Così, per passare i famigerati visti di censura, gli omosessuali venivano chiamati barbaramente “invertiti”, termine seguito sempre da qualche sorriso da parte di tutti gli uomini che così ostentavano la loro indiscutibili virilità. Ma Scerbanenco prima e Di Leo poi squarciano il velo dell’ipocrisia e raccontano storie tragiche, violente e soprattutto vere. Basta ricordare bene cosa è stato e cosa ha significato sotto questo punto di vista, nella storia del nostro Paese, il decennio successivo segnato indiscutibilmente da tanta sanguinaria violenza sociale. 

Una fotografia nitida e dura della nostra storia recente.

Questo film è il primo della trilogia cinematografica che in quegli anni verrà realizzata dalle opere di Scerbanenco. Gli altri due sono l’ottimo “La morte risale a ieri era” di Duccio Tessari e – …purtroppo – il trash “Il caso ‘Venere privata’” di Yves Boisset.

“La lunga notte del ‘43” di Florestano Vancini

(Italia, 1960)

In uno degli anni più importanti del cinema italiano (lo stesso in cui uscirono “La dolce vita” di Federico Fellini, “La ciociara” di Vittorio De Sica, “L’avventura” di Michelangelo Antonioni, “Rocco e i suoi fratelli” di Luchino Visconti, “Tutti a casa” di Luigi Comencini e “Kapò” di Gillo Pontecorvo, tanto per citare solo i più famosi) esordisce alla regia Florestano Vancini con un film tratto da un racconto di Giorgio Bassani e sceneggiato da Pier Paolo Pasolini e Ennio De Concini insieme allo stesso Vancini.

Oltre alla drammatica vicenda che quasi tutto il film racconta, la sommaria e ingiustificata fucilazione di 11 antifascisti come rappresaglia per l’assassinio del capo dell’ufficio federale fascista della città (in realtà freddato da un sicario inviato da Carlo Aretusi, fascista della prima ora, che così riacquista il potere locale), la cosa che a distanza ancora colpisce come un pugno allo stomaco è la scena finale.
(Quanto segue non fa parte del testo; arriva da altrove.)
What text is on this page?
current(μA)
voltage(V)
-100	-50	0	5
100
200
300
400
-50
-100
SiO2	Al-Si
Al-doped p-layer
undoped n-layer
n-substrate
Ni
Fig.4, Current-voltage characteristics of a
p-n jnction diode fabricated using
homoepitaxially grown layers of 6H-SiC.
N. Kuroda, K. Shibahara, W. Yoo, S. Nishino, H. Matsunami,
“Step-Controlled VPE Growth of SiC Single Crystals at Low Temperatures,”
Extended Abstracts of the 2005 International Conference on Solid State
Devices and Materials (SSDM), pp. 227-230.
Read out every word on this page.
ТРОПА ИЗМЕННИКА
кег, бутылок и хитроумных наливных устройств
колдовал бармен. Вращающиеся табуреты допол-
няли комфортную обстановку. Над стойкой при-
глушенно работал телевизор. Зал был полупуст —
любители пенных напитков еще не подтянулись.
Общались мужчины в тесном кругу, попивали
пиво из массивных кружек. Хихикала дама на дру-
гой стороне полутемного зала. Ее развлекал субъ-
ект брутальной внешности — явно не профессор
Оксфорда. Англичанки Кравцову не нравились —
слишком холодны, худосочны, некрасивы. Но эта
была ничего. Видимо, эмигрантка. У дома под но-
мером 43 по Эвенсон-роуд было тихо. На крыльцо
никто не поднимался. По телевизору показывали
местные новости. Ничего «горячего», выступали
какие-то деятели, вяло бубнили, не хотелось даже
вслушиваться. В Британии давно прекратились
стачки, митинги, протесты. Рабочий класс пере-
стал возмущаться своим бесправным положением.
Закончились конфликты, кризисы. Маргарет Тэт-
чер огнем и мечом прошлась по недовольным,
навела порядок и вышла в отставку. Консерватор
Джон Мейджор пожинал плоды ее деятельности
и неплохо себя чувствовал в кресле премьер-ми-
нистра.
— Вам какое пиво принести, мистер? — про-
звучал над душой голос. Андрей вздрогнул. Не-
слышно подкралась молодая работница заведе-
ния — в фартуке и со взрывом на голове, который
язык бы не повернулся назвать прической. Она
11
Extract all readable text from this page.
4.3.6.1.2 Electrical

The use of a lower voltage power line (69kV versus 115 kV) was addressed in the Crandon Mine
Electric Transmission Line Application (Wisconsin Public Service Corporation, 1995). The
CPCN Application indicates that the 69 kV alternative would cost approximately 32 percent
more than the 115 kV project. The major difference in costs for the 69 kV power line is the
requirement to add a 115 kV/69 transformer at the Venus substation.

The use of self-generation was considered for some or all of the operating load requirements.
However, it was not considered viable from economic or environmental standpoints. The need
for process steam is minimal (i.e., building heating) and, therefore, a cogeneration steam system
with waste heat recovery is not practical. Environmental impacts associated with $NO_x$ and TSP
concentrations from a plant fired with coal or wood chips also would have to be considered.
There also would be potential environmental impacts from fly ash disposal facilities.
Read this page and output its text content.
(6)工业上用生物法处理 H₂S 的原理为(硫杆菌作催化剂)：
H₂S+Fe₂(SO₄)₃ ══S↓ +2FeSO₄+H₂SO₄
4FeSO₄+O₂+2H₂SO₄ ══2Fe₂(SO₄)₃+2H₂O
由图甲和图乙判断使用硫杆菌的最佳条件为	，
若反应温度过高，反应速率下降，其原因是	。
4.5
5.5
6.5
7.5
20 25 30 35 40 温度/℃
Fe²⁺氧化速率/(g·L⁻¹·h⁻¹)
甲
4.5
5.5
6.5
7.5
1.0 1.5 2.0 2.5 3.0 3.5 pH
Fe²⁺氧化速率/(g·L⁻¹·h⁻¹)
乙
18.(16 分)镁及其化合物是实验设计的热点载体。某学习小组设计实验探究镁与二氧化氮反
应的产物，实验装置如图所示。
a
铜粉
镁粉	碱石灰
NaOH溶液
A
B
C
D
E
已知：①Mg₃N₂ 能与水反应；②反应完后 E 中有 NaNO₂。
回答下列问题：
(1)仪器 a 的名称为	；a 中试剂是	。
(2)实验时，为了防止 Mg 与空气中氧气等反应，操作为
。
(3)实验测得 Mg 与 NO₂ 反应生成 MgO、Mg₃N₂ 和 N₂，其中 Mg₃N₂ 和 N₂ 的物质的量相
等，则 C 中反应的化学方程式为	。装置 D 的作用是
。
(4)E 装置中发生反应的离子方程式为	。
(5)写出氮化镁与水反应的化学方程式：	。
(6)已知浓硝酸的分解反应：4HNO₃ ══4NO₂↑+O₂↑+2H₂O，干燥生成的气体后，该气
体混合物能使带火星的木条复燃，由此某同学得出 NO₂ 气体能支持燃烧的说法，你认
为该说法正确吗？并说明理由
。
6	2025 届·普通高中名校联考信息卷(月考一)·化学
Ambientata nel 1960, in maniera quasi profetica, ci descrive l’Italia del boom economico così incredibilmente vicina a quella del “nuovo miracolo italiano”.

Gino Cervi, nei panni dell’Aretusi, ci regala un’interpretazione indimenticabile. Premio Miglior Opera Prima alla Mostra del Cinema di Venezia.

“La ‘parte’ degli angeli” di Ken Loach

(UK/Francia/Belgio/Italia, 2012)

Ogni volta che vedo un film di Ken Loach non posso fare a meno di pensare alle opere immortali di Pier Paolo Pasolini e Fabrizio De André dedicate agli ultimi della società.

Questo commovente film, ambientato nella fredda Glasgow, ci racconta la storia di Robbie (un bravissimo Paul Brannigan), figlio irrequieto della periferia che, ancora giovanissimo, ha già fatto la sua esperienza di carcere per avere massacrato di botte – sotto l’effetto della cocaina – un coetaneo per futili motivi.

Il suo destino sembra segnato dall’ambiente senza speranza in cui vive ma Leonie, la sua compagna, sta per partorire e Robbie cerca in ogni maniera di cambiare vita.

A dargli un’ultima possibilità sarà – involontariamente – l’assistente sociale Harry che lo sorveglia durante i suoi lavori socialmente utili, avvicinandolo casualmente al mondo degli estimatori dei whisky pregiati…

Una bellissima commedia della speranza nella grande tradizione del Free Cinema inglese di cui Loach è ancora e sempre il più grande e rappresentativo autore. Ogni opera del regista inglese è una grande ode civile.

E pensare che anche noi una volta facevamo film così …sob!